APSU’s art department received a phone call last spring from Jim Robertson, a resident of Dover, Tenn., that would change the way photography students learned.
During the phone call Robertson asked if APSU would like to inherit a private collection of original photography by photographers such as Bill Brandt and Bruce Barnbaum.
“I didn’t really know whether to take him seriously when he contacted me,” Bill Renkl, APSU art professor, said.
“I thought a smaller school would probably make better use of it, and maybe display it and use it better than a larger school with greater access and resources,” Robertson said.
He and his wife Nan, had been given the pieces by exhibited artists while they owned the Fifth Avenue Gallery of Photography in Scottsdale, Ariz. The photography pictured landscapes, architecture, interiors, figure studies, portraits and other abstract art.
“One of the featured artists is Andre Kertesz, who is internationally known for his work which was mostly made in Budapest as a young man in the early 1890s, then in Paris in the ’20s and ’30s and then in New York City after moving to the U.S. in the ’40s,” said independent curator and art critic, Susan Bryant.
“I don’t know any university in Tennessee that has an original Kertesz and Bill Brandt,” Bryant said. “For middle America, or the South, this is probably one of the best collections I’m aware of.”

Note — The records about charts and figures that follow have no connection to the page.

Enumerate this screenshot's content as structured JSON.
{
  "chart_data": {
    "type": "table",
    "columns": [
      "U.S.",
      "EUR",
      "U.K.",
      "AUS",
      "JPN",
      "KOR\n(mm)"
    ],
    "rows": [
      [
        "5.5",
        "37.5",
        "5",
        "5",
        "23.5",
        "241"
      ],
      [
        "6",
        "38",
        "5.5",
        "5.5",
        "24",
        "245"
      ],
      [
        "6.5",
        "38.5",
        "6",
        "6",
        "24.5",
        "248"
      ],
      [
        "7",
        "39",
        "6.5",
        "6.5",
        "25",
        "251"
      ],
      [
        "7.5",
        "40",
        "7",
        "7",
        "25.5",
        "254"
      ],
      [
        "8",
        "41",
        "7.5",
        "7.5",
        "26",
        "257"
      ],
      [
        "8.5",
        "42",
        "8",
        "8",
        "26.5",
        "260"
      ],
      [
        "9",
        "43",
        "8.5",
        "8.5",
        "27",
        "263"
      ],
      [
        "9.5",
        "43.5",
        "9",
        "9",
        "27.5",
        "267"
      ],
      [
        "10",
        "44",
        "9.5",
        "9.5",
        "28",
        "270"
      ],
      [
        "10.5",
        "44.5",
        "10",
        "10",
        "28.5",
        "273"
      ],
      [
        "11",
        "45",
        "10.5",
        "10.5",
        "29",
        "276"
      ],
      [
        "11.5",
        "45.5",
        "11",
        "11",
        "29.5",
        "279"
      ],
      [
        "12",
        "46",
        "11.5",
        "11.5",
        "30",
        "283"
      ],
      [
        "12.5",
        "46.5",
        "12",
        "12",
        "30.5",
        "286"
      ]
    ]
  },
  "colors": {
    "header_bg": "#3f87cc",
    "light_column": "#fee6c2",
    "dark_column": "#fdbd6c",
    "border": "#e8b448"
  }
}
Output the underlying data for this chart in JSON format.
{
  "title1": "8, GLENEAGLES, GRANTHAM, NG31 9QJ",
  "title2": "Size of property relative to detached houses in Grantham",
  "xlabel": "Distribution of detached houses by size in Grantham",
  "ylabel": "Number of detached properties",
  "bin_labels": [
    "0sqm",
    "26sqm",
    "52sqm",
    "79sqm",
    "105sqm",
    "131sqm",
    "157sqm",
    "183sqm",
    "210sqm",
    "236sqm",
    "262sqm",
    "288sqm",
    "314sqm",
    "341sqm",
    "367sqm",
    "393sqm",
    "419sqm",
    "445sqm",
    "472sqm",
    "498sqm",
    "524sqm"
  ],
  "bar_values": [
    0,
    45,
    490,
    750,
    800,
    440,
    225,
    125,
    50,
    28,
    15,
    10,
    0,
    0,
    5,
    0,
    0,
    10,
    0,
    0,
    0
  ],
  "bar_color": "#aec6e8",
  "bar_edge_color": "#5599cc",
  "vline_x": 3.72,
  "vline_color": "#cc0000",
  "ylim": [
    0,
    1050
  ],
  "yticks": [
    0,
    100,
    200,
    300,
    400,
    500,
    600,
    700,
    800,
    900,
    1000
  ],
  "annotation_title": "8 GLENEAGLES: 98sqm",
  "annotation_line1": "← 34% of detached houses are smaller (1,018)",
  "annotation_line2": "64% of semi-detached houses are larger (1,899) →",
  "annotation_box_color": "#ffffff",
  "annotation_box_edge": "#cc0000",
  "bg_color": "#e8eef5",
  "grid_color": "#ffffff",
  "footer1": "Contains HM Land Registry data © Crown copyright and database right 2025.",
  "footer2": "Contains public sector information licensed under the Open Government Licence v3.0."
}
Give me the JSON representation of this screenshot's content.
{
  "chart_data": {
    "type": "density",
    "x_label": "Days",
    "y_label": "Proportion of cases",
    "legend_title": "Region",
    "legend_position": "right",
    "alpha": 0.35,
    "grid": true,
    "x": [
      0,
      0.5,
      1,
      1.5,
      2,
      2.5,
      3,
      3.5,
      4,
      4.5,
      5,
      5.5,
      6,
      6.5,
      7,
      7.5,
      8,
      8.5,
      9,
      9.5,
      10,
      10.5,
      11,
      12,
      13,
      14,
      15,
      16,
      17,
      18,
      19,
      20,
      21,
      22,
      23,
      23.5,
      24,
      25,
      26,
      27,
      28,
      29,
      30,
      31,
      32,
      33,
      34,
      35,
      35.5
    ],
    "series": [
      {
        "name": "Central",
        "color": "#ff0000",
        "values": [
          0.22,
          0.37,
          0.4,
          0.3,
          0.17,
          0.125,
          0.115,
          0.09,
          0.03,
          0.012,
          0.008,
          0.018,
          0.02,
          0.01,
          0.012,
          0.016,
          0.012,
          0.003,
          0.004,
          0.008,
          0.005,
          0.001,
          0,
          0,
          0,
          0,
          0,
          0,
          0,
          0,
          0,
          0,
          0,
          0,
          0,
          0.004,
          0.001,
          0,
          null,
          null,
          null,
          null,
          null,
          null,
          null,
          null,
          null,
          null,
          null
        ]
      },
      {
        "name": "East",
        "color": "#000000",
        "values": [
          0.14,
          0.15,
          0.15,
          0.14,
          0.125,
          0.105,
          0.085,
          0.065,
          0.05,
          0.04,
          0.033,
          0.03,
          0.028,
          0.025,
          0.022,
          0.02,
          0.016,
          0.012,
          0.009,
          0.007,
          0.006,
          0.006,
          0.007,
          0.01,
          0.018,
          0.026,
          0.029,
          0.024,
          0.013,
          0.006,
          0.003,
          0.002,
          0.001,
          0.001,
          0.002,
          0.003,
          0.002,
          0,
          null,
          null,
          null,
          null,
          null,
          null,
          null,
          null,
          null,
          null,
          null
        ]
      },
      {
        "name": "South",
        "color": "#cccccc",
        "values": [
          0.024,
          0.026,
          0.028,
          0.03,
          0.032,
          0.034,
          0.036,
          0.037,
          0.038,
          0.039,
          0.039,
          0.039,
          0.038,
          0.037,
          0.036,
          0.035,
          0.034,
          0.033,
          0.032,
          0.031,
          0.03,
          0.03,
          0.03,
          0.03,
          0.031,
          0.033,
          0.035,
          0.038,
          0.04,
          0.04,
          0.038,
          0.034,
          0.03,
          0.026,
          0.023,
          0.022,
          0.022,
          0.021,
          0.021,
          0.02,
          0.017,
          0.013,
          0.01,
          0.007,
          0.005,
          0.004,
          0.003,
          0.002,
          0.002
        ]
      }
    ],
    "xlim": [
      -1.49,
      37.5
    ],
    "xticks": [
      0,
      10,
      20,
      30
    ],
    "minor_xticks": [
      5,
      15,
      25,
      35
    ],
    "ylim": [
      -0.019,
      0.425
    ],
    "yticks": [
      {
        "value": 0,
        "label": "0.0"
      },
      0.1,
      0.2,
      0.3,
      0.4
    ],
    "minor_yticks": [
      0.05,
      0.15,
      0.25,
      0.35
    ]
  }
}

The exhibit “Modern Light: Selections from the Jim and Nan Robertson Collection,” opened Monday, Oct. 5, at 7 p.m. with a gallery talk presented by both Bryant and Robertson. The exhibit will remain open through Wednesday, Oct. 28.
“After the exhibit is closed, the photographs will be used in the classroom,” Bryant said. “I will be able to pull certain photos from the flat files in the gallery storage room and take them to class (or bring the class to the gallery) so that the students can look at them closely to discuss print quality and to encourage a discussion about content.”